InitializeOfflineProfiling() - it is there. :-)

Ayende Rahien
09/20/2009 09:50 AM by
Ayende Rahien

Frank,

The problem isn't with showing the information, the problem is in processing it fast enough

Frank Quednau
09/20/2009 10:28 AM by
Frank Quednau

I didn't think UI was the problem...so I gather that the queuing of messages is absolutely "dumb" in that all possible messages are gathered, while I thought that there might be some form of "pre-processing". I suppose that isn't really possible, though, since defining whether a message is "severe" or not probably involves quite a bit of knowledge (= processor time).

Otoh, how expensive is RAM these days? If you're profiling an app with such throughput I'd hope that people could spare a few dollars on a couple of GBs.

Ayende Rahien
09/20/2009 10:43 AM by
Ayende Rahien

Frank,

It is possible that this would lead to an Out Of Memory Exception

And in general it is better not to try walking that line

Kyle Szklenski
09/20/2009 04:11 PM by
Kyle Szklenski

Hm, I wonder if you could do a meta-analysis over a given number of messages knowing that some messages have been dropped. For example, if your profiler could run, say, 10 times on the same system with approximately the same load, you could average together the results, in a sense, to guarantee a stable conclusion. This would probably require some kind of ability to drop pseudo-random messages though, as you wouldn't be able to rely on just dropping when it starts to get overloaded - if you tried that, then you could very well be missing the exact thing which is causing the overload.

Differently, you could define certain messages (and that which they are dependent on) to be knowingly serializable, then only serialize those with a marker saying where they show up in the queue.
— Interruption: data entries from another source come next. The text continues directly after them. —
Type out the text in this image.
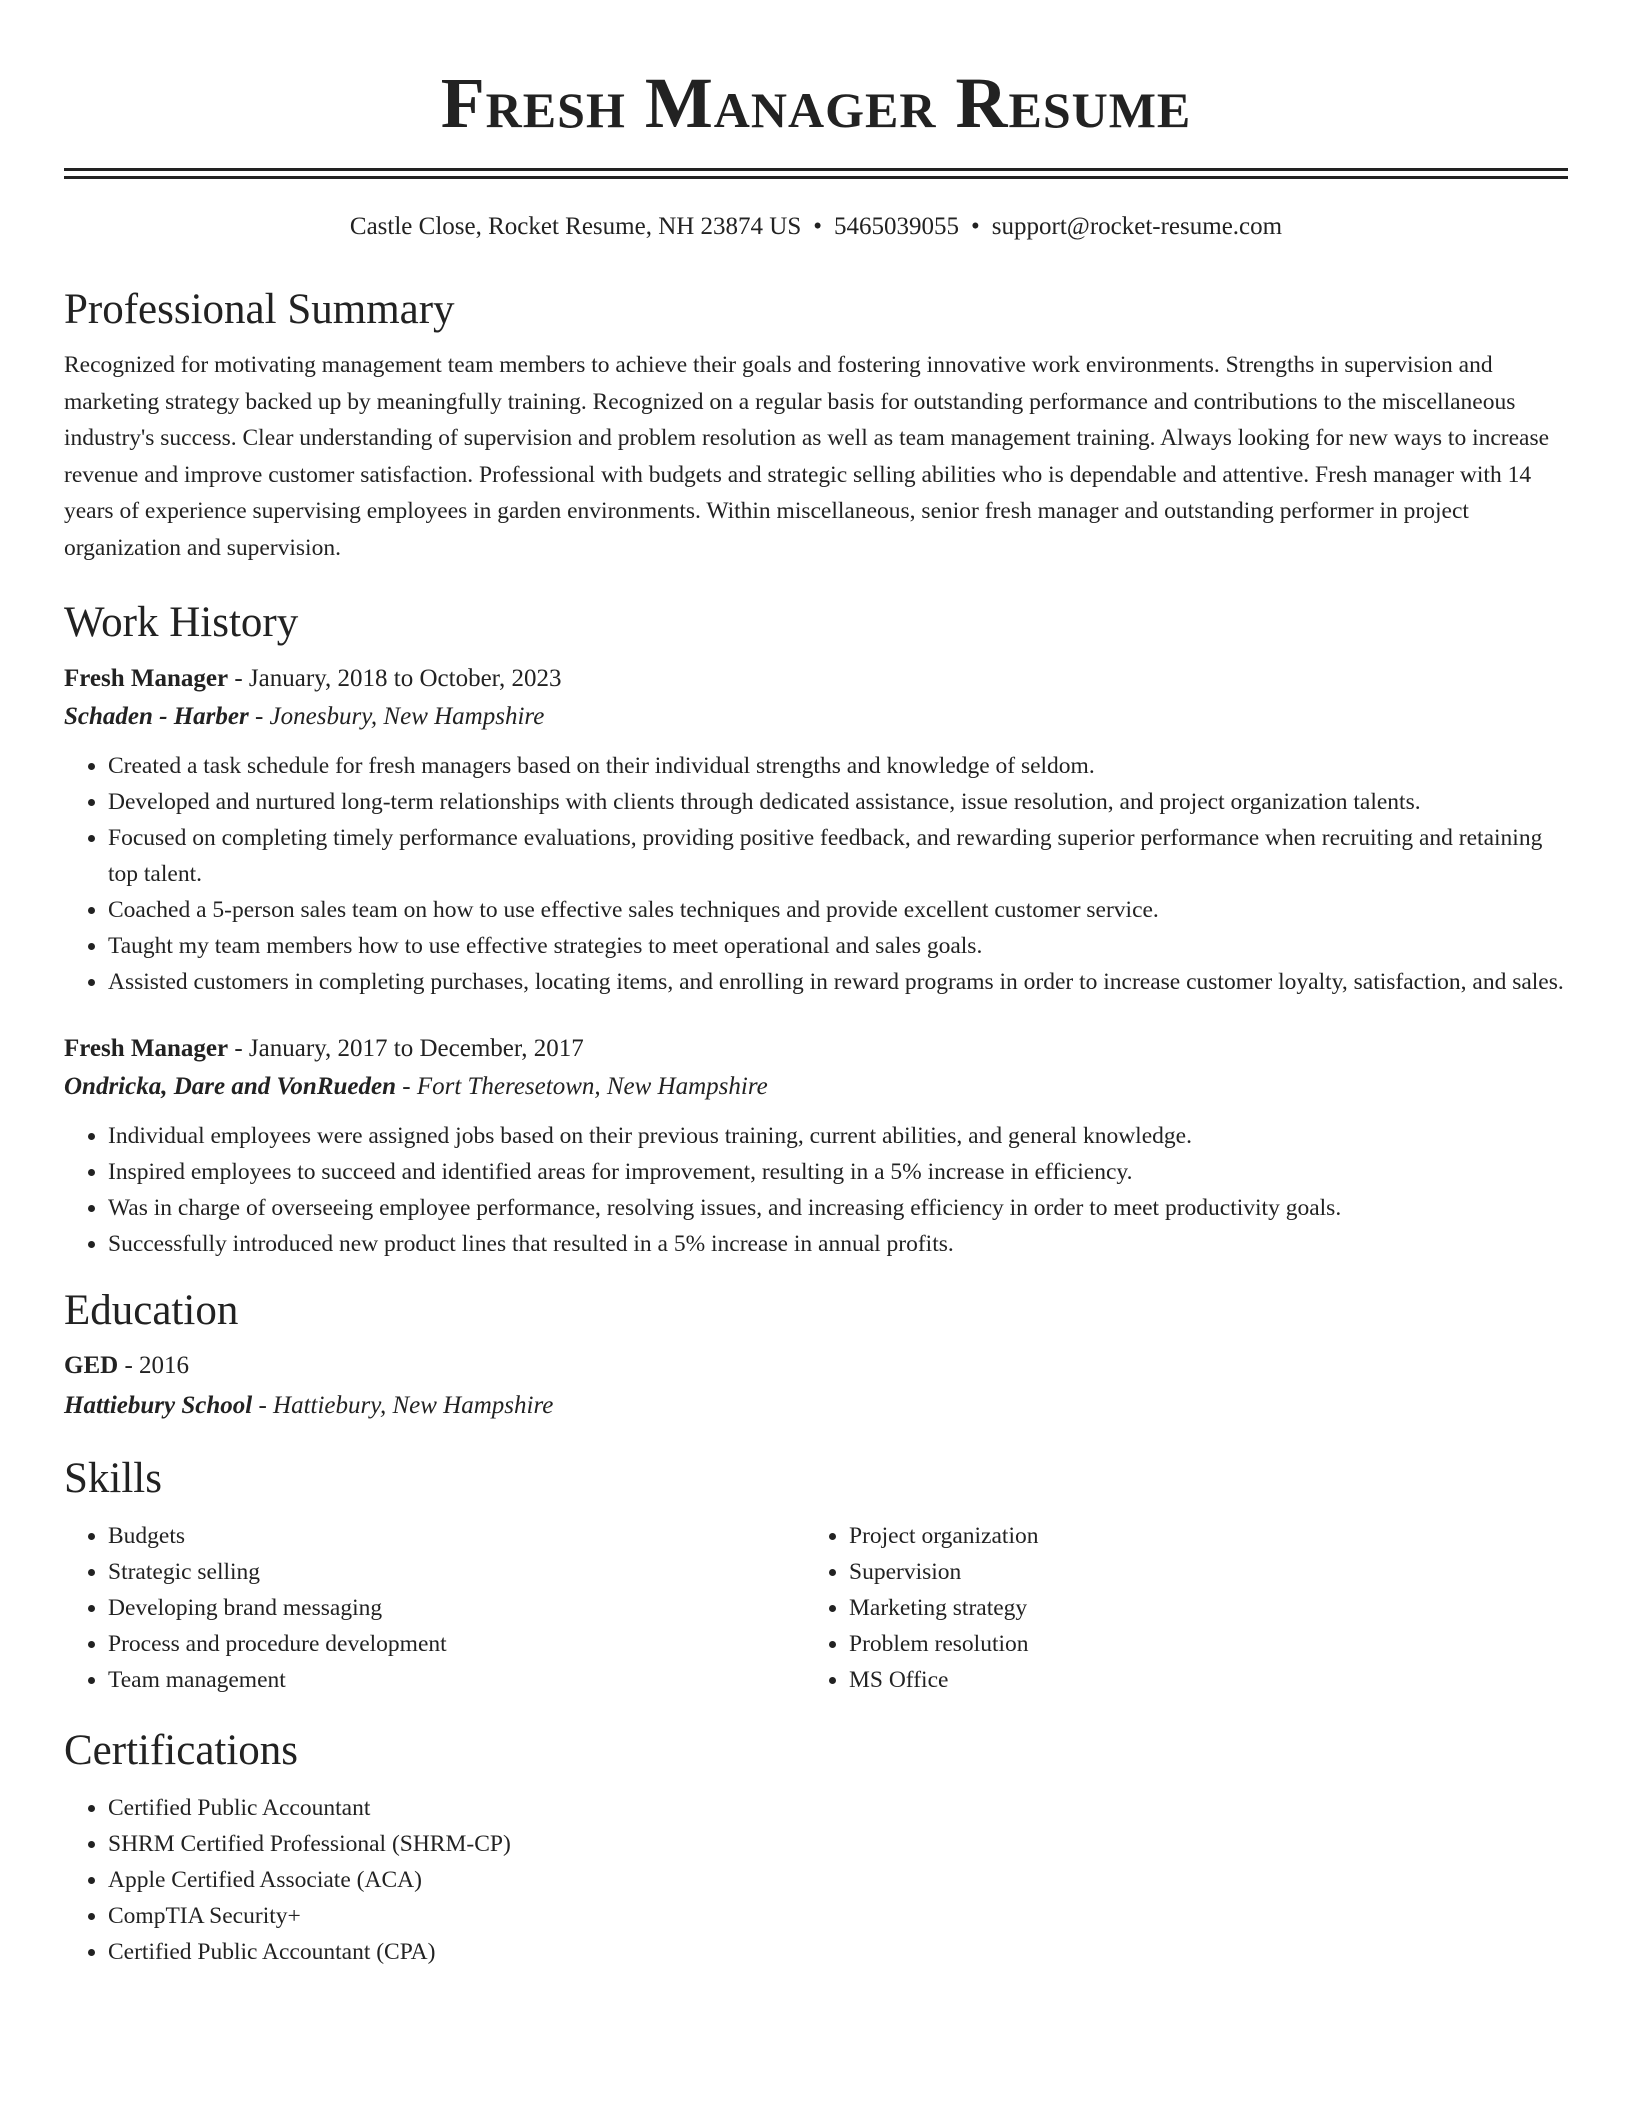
Fresh Manager Resume
Castle Close, Rocket Resume, NH 23874 US • 5465039055 • support@rocket-resume.com
Professional Summary

Recognized for motivating management team members to achieve their goals and fostering innovative work environments. Strengths in supervision and marketing strategy backed up by meaningfully training. Recognized on a regular basis for outstanding performance and contributions to the miscellaneous industry's success. Clear understanding of supervision and problem resolution as well as team management training. Always looking for new ways to increase revenue and improve customer satisfaction. Professional with budgets and strategic selling abilities who is dependable and attentive. Fresh manager with 14 years of experience supervising employees in garden environments. Within miscellaneous, senior fresh manager and outstanding performer in project organization and supervision.

Work History
Fresh Manager - January, 2018 to October, 2023
Schaden - Harber - Jonesbury, New Hampshire
• Created a task schedule for fresh managers based on their individual strengths and knowledge of seldom.
• Developed and nurtured long-term relationships with clients through dedicated assistance, issue resolution, and project organization talents.
• Focused on completing timely performance evaluations, providing positive feedback, and rewarding superior performance when recruiting and retaining top talent.
• Coached a 5-person sales team on how to use effective sales techniques and provide excellent customer service.
• Taught my team members how to use effective strategies to meet operational and sales goals.
• Assisted customers in completing purchases, locating items, and enrolling in reward programs in order to increase customer loyalty, satisfaction, and sales.
Fresh Manager - January, 2017 to December, 2017
Ondricka, Dare and VonRueden - Fort Theresetown, New Hampshire
• Individual employees were assigned jobs based on their previous training, current abilities, and general knowledge.
• Inspired employees to succeed and identified areas for improvement, resulting in a 5% increase in efficiency.
• Was in charge of overseeing employee performance, resolving issues, and increasing efficiency in order to meet productivity goals.
• Successfully introduced new product lines that resulted in a 5% increase in annual profits.
Education
GED - 2016
Hattiebury School - Hattiebury, New Hampshire
Skills
• Budgets
• Strategic selling
• Developing brand messaging
• Process and procedure development
• Team management
• Project organization
• Supervision
• Marketing strategy
• Problem resolution
• MS Office
Certifications
• Certified Public Accountant
• SHRM Certified Professional (SHRM-CP)
• Apple Certified Associate (ACA)
• CompTIA Security+
• Certified Public Accountant (CPA)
This would probably end up creating a scheduling problem over the queue, though, so it's most likely not worth it.

Thomas Krause
09/21/2009 02:07 PM by
Thomas Krause

Instead of dropping messages when you reach a threshold... why not simply block the host application, so it has to wait until it can write the next message to the queue?

granted, this would reduce the performance of the host application, but if i want to debug/trace my application i usually would want to get all messages, even if it means that my application may run a bit slower while being traced...

Mike Rettig
09/21/2009 03:07 PM by
Mike Rettig

Can you gain efficiency through batching? For instance, are you updating the screen on every update? With a slow resource such as a UI, file, or socket, batching can give you better throughput by merging updates and limiting the number of slow calls required.

For Example:

public void OnBatch(List <updates updates){

ApplyAll(updates);

UpdateScreen();

}

This way updates are efficiently throttled and the Queue doesn't fall far behind.

Of course, this is something that Retlang does for you.

http://code.google.com/p/retlang/>

Mike

Ayende Rahien
09/21/2009 05:42 PM by
Ayende Rahien

Thomas,

One of the design goals is to have as little impact as possible on the profiled application.

Stopping the profiled application is not an option.

Ayende Rahien
09/21/2009 05:43 PM by
Ayende Rahien

Mike,

You seem to be missing the point. It isn't the time to update the screen that is meaningful. It is the time to process the messages.

I'll have a separate post about it, but let us just say that the same problem exists with no UI as well

Comments have been closed on this topic.